The LeaseChecker continuously runs, once a second, and makes RPC calls
to renew the leases. The leases have to be renewed every 60 seconds
LEASE_PERIOD or they because expired and are removed by the
LeaseMonitor. The LeaseChecker renews leases when their renew time is
half over, so 30 seconds and beyond. So how is it that the leases
aren't getting renewed. Well the LeaseChecker actually is making an
RPC call to the NameNode to renew the lease. This RPC call uses an
ipc Client object which has a default socket timeout value of 10
seconds but a configured value of 60 seconds in hadoop-default.xml.

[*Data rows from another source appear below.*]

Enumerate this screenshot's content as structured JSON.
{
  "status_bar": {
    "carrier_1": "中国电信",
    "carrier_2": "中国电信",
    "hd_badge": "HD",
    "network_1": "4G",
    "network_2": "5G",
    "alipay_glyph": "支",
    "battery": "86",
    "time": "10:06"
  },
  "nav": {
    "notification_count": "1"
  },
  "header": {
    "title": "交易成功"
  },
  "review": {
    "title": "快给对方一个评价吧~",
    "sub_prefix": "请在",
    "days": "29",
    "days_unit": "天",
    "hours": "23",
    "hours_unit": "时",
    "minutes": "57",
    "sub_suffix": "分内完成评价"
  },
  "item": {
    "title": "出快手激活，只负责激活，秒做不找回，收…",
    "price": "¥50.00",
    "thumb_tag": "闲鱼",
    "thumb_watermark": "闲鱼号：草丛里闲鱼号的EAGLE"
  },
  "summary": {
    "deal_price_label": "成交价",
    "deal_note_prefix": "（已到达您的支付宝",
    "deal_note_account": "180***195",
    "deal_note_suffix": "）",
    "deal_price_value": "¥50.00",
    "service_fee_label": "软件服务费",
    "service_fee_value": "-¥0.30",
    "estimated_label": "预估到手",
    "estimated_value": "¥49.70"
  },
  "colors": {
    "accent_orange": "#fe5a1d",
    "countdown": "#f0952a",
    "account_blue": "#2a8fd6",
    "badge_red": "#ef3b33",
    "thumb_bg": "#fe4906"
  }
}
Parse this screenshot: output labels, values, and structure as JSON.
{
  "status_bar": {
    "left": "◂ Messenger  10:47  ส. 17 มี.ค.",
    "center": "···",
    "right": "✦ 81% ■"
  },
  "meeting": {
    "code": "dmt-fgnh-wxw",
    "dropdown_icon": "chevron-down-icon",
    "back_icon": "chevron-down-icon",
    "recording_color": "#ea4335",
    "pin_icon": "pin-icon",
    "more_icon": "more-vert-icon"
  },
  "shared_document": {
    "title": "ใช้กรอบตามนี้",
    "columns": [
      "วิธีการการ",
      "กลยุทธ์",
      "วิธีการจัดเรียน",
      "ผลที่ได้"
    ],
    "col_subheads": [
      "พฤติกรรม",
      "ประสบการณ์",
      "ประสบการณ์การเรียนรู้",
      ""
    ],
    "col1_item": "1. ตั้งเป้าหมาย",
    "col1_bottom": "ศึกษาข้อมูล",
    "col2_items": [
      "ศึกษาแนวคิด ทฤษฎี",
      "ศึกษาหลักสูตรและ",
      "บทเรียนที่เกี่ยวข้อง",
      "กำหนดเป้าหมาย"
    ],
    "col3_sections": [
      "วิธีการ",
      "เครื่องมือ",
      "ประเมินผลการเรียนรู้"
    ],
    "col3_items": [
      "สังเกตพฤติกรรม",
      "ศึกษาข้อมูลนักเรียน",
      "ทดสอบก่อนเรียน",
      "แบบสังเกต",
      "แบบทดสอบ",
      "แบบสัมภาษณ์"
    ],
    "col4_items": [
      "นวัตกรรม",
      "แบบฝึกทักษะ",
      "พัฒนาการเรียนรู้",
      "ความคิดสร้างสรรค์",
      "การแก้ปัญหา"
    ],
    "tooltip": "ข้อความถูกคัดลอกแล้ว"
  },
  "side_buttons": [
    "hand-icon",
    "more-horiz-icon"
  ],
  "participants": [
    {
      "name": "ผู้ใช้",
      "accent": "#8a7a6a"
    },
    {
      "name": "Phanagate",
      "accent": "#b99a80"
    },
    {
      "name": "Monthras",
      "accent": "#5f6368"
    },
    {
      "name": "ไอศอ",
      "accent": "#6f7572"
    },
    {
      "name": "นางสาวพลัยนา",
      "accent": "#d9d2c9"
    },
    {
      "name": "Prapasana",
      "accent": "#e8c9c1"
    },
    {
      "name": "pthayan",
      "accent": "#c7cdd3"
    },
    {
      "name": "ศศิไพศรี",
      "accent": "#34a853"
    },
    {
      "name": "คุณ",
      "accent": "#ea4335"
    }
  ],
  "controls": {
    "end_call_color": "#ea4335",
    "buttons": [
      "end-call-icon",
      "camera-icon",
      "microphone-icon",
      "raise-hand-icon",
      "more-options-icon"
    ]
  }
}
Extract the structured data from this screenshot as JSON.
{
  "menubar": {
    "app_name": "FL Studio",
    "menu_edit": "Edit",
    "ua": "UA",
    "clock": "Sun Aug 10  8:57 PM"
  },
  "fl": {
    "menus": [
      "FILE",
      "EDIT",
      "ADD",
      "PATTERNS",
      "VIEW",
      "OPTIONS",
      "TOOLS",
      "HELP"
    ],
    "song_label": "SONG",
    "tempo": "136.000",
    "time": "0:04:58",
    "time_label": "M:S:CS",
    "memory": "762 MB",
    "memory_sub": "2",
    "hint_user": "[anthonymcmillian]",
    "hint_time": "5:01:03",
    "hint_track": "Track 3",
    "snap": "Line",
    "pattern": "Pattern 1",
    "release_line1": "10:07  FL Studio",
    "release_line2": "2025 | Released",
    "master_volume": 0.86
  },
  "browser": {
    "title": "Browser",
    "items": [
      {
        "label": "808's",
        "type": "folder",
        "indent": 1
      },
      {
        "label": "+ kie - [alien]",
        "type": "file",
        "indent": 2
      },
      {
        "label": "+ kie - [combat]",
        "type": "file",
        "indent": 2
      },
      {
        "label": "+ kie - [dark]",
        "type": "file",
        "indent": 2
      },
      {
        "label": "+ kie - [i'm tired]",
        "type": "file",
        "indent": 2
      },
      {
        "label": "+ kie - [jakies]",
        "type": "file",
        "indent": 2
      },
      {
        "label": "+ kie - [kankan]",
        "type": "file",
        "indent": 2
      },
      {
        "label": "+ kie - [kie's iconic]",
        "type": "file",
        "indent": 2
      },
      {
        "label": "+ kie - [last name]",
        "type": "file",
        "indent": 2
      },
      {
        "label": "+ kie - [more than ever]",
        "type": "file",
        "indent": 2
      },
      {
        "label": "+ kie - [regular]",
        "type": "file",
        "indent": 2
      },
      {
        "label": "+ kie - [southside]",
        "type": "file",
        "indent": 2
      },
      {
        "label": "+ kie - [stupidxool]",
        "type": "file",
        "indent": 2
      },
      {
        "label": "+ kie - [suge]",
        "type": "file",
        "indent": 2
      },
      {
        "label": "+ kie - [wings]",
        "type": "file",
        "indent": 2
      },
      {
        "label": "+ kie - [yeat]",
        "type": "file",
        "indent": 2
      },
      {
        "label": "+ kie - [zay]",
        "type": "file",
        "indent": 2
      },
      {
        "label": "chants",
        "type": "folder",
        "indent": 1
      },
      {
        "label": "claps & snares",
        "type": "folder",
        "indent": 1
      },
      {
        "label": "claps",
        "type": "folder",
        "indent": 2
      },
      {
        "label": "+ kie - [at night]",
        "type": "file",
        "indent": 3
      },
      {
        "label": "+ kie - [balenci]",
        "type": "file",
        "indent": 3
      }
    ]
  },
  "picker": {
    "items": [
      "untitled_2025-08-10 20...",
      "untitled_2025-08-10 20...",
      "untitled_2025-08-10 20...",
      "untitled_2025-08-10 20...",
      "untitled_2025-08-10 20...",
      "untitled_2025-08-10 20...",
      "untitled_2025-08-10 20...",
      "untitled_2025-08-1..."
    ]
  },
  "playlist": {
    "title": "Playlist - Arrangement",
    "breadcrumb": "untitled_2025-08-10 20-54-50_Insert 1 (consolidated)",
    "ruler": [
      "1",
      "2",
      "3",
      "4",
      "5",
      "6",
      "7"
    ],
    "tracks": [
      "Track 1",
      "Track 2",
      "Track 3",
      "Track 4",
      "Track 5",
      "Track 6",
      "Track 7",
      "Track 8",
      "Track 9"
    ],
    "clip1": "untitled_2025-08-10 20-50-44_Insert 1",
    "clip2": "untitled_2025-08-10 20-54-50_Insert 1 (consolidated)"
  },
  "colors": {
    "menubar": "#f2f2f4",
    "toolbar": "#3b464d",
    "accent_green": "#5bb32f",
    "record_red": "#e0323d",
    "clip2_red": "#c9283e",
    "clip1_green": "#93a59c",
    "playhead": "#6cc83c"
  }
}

The Client class uses a Connection object that has a thread which
waits for input from the SocketInputStream. So on the RPC method
invocation we write the output through the Connection sendParam and we
wait for the return Writable value through the input stream in the
Connection thread. This input stream will continually wait for input
and the RPC call will block while it is waiting. Now let's suppose
that for some reason the RPC call goes bad and blocks. It is going to
wait 60 seconds to go again. If the lease hasn't just been renewed
then a race condition can occur where the lease will expire and
potentially be removed by the LeaseMonitor before the RPC class times
out and can be refired.
I think a fix to this would be to either change the default timeout
value in the hadoop-default.xml which could have other unintended
consequences or to increase the LEASE_PERIOD to be something around 2
minutes. I am looking for some feedback on what everyone thinks.
Dennis Kubes